Poderia carpir o destino desses novos condenados da Terra que são os administradores (e, necessariamente, alguns quadros) das Estradas de Portugal, a ser verdade que Almerindo Marques abre as reuniões do Conselho às sete da manhã e, segundo "A Vespa" do DN, encerra-as para lá das nove da noite. A única coisa que não tinha ocorrido aos nossos gestores (públicos ou privados) era a de terem abraçado um sacerdócio.
Poderia assinalar que bem fez o deputado António Galamba em pedir ao Tribunal Constitucional que discriminasse e identificasse os deputados que alguma vez solicitaram um regime de sigilo para as suas declarações de rendimentos. Claro que o Tribunal recusou e não é criticável por isso. Mas ficámos a saber que, afinal, em doze anos foram doze os que o fizeram. E nenhum foi atendido. Mas não ficava nada mal aos deputados repensarem o dispositivo que o permite.

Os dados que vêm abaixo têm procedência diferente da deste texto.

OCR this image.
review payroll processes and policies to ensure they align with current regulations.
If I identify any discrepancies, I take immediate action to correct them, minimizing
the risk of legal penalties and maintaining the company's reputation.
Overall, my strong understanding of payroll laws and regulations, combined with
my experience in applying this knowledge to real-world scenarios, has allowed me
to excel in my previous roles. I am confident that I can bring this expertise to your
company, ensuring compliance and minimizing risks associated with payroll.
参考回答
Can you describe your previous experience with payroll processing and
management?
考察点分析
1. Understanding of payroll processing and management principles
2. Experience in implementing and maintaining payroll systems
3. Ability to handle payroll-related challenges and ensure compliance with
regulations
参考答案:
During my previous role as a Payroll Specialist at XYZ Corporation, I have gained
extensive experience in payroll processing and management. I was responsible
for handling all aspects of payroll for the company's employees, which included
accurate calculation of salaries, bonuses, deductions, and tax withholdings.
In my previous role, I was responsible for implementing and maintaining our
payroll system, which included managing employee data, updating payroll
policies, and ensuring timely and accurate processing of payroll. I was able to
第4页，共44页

Poderia ocupar-me da imparável progressão de Santana Lopes no PSD. Como Roma perante a marcha dos elefantes de Cartago, Menezes não consegue travar o avanço paquidérmico da tão celebrada "colaboração institucional". Após a tentativa, infantil e amadorística, de Ribau Esteves, com a falhada assessoria de imprensa junto da bancada parlamentar, o Presidente do partido não encontra agora espaço, físico e cronológico, para incendiar in loco, o país. Esbarra na sobrecarregada agenda das "presidências abertas" do líder parlamentar. Uma lição para aqueles que, como eu, só pensaram que Santana teria, no Parlamento, tribuna bastante para ensombrar nos media um chefe partidário que não é deputado. Mais criativo e mais ambicioso, Santana aposta que também o pode fazer no terreno. E o pior é que, para quantos, no PSD, pensam que Menezes já não vai lá, Santana tem alguma razão: se não for ele, será alguém de fora da actual direcção a tentar a sorte antes das eleições (ou, mais avisadamente, antes da formação das listas). Já aqui escrevi que não entendia porque é que a "colaboração" era "institucional". Agora já nem entendo porque é que é "colaboração".
Haveria mais temas de circunstância. Não os refiro porque já não posso comentá-los. O certo é que eles abundam: isto não é o Paraguai ou a Groenlândia. E a abundância desertifica o universo do comentador. Tenho outra folga nos meus convívios. Sempre fui um homem de tertúlias, isso mesmo a que o Tierno Galván chamou "a versão sedentária da aventura". Por isso, na minha tertúlia habitual, passamos o tempo a discutir o Sarkozy, o Kosovo e as primárias na América.